バトンは海を越えて日本にもたらされる。2013年になると、渡部さんのご子息が保管していたオリジナルのネガプリントをもとに再構成した写真集が、東京の写真専門の出版レーベル roshin booksから『張り込み日記』(英語タイトルは『Stakeout Diary』)として刊行されたのだ(1000部限定のセカンド・エディションがこちらで販売中。230ミリ×305ミリの大判で写真がよく映える。また写真集印刷に使用したプリント、100種100部の販売もしているよう。8×10で1枚25800円。これはかっこいい。)
そして、今回紹介するのが、この11月に刊行されたナナロク社版『張り込み日記』だ。先行の2冊と比べてみたいところだが、キリがないのでそれはひとりでやるとして、こちらは、お値段が手ごろな価格帯に入ったソフトカバーで、204ページ、少し小ぶりなB5版だ。そして、1000枚からセレクトしたという写真の構成と、事件の詳述やあとがきをまとめているのが、なんと小説家の乙一さん。そしてそして、「ジャケ買い」させようという魂胆なのか、ブックデザインは、な、なんとあの祖父江慎さんだ。どーだ、まいったか。
肝心の事件はこうだ。茨城県水戸市の湖のほとりで、切り取られた親指と鼻、陰茎が、ほどなくして対岸で、残りの遺体が、顔面を酸で焼かれ、指紋を切り刻んだ状態で見つかる。身元を隠すために犯人によって手を加えられたと推察され、遺留品の手ぬぐいのわずかな切れ端から、東京の下町、入谷の旅館が次の導線となっていく。なぜ死体の身元を隠そうとしたのか、それこそが事件の鍵を握るポイントになるのだが、それは後のお話、謎が謎を呼ぶ展開になり、いつしかひとりの男が捜査線上に浮かびあがっていく。
ただ、写真が追うのは、事件そのものというよりも、それを追う刑事ふたりと言ってよいと思う。茨城で遺体が最初に見つかったため、茨城県警から若い25歳の緑川刑事が派遣され、捜査一課の超ベテラン、向田刑事とコンビを組むことになるのだが、この新旧コンビが『相棒』か? というマッチングぴったりなバディで、ダスターコートにハンチング帽で颯爽と聞き込みを行う様子はなんとも絵になるのだった。
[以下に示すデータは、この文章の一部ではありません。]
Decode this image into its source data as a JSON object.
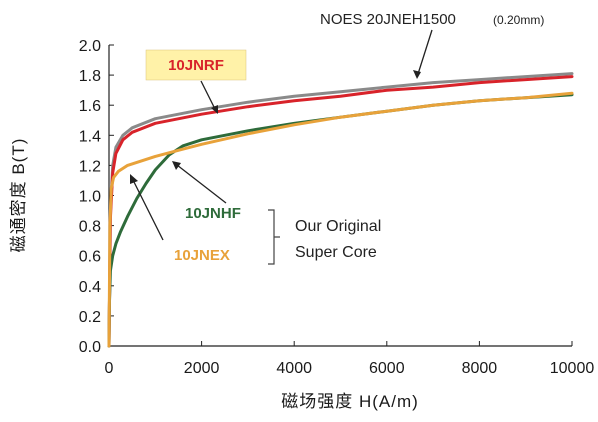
{
  "chart_data": {
    "type": "line",
    "xlabel": "磁场强度 H(A/m)",
    "ylabel": "磁通密度 B(T)",
    "xlim": [
      0,
      10000
    ],
    "ylim": [
      0,
      2.0
    ],
    "xticks": [
      "0",
      "2000",
      "4000",
      "6000",
      "8000",
      "10000"
    ],
    "yticks": [
      "0.0",
      "0.2",
      "0.4",
      "0.6",
      "0.8",
      "1.0",
      "1.2",
      "1.4",
      "1.6",
      "1.8",
      "2.0"
    ],
    "grid": false,
    "series": [
      {
        "name": "NOES 20JNEH1500",
        "color": "#8a8a8a",
        "x": [
          0,
          30,
          80,
          150,
          300,
          500,
          1000,
          2000,
          3000,
          4000,
          5000,
          6000,
          7000,
          8000,
          9000,
          10000
        ],
        "y": [
          0.0,
          0.9,
          1.2,
          1.32,
          1.4,
          1.45,
          1.51,
          1.57,
          1.62,
          1.66,
          1.69,
          1.72,
          1.75,
          1.77,
          1.79,
          1.81
        ]
      },
      {
        "name": "10JNRF",
        "color": "#d8232a",
        "x": [
          0,
          30,
          80,
          150,
          300,
          500,
          1000,
          2000,
          3000,
          4000,
          5000,
          6000,
          7000,
          8000,
          9000,
          10000
        ],
        "y": [
          0.0,
          0.85,
          1.15,
          1.28,
          1.37,
          1.42,
          1.48,
          1.54,
          1.59,
          1.63,
          1.66,
          1.7,
          1.72,
          1.75,
          1.77,
          1.79
        ]
      },
      {
        "name": "10JNHF",
        "color": "#2e6b3a",
        "x": [
          0,
          10,
          30,
          80,
          150,
          250,
          400,
          600,
          800,
          1000,
          1300,
          1600,
          2000,
          2500,
          3000,
          4000,
          5000,
          6000,
          7000,
          8000,
          9000,
          10000
        ],
        "y": [
          0.0,
          0.3,
          0.5,
          0.6,
          0.68,
          0.76,
          0.86,
          0.98,
          1.08,
          1.17,
          1.27,
          1.33,
          1.37,
          1.4,
          1.43,
          1.48,
          1.52,
          1.56,
          1.6,
          1.63,
          1.65,
          1.67
        ]
      },
      {
        "name": "10JNEX",
        "color": "#e8a23a",
        "x": [
          0,
          20,
          50,
          100,
          200,
          400,
          700,
          1000,
          1500,
          2000,
          3000,
          4000,
          5000,
          6000,
          7000,
          8000,
          9000,
          10000
        ],
        "y": [
          0.0,
          0.8,
          1.05,
          1.12,
          1.16,
          1.2,
          1.23,
          1.26,
          1.3,
          1.34,
          1.41,
          1.47,
          1.52,
          1.56,
          1.6,
          1.63,
          1.65,
          1.68
        ]
      }
    ],
    "annotations": {
      "noes_label": "NOES 20JNEH1500",
      "noes_thickness": "(0.20mm)",
      "rf_label": "10JNRF",
      "hf_label": "10JNHF",
      "ex_label": "10JNEX",
      "group_line1": "Our Original",
      "group_line2": "Super Core"
    },
    "colors": {
      "rf_box_bg": "#fff2a8",
      "rf_text": "#d8232a",
      "hf_text": "#2e6b3a",
      "ex_text": "#e8a23a",
      "axis": "#222222"
    }
  }
}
年上の向田刑事が座っているときに緑川刑事がくらいつくかのように立っていたり、補完しあうような立ち位置が見えてきたり、いくつかの写真に二人の関係性が見えてくるのも面白い。
なにより、写真から伝わる、このふたりの「ホシをあげてやるぜ」という熱い意気込みは、撮影した渡部さんの「ふたりに犯人を捕まえさせてやってくれ」という祈りのごときあたたかい応援歌と表裏一体のような気がする。
と、内容は見てもらうとして、乙一さんのあとがき「昭和の事件に触れて思うこと」にこんな文章があった。
向田刑事のご子息にお会いしてお話をうかがう機会があった。定年間近の向田刑事の肉声を録音したものが残っており、聞かせていただいたのだが、映画『東京物語』の笠智衆さんのお声や話し方にそっくりだった。印象的だったので、最後にそのことを書いておこうと思った。
最初にページを開いたら、「匂い立つ」という表現がぴったりな、渡部雄吉さんの写真を思う存分味わい、驚いてほしい。二度目は写真のディテールをじっくり見つめながら謎解きをしていく。三度目は、乙一さんがあとがきで種明かしをしている編集構成の妙を味わってみてはどうだろう。
四度目は、これまたあとがきに従って、笠智衆の脳内勝手アフレコでページをめくってみるのだ。映画を見るかのように、刑事たちの身体が躍動し始め、たばこの煙がゆらいで部屋に立ち上る。そして背景に映る街に、日本が駆け抜けた時代が、いつしか映し出されてくるにちがいない。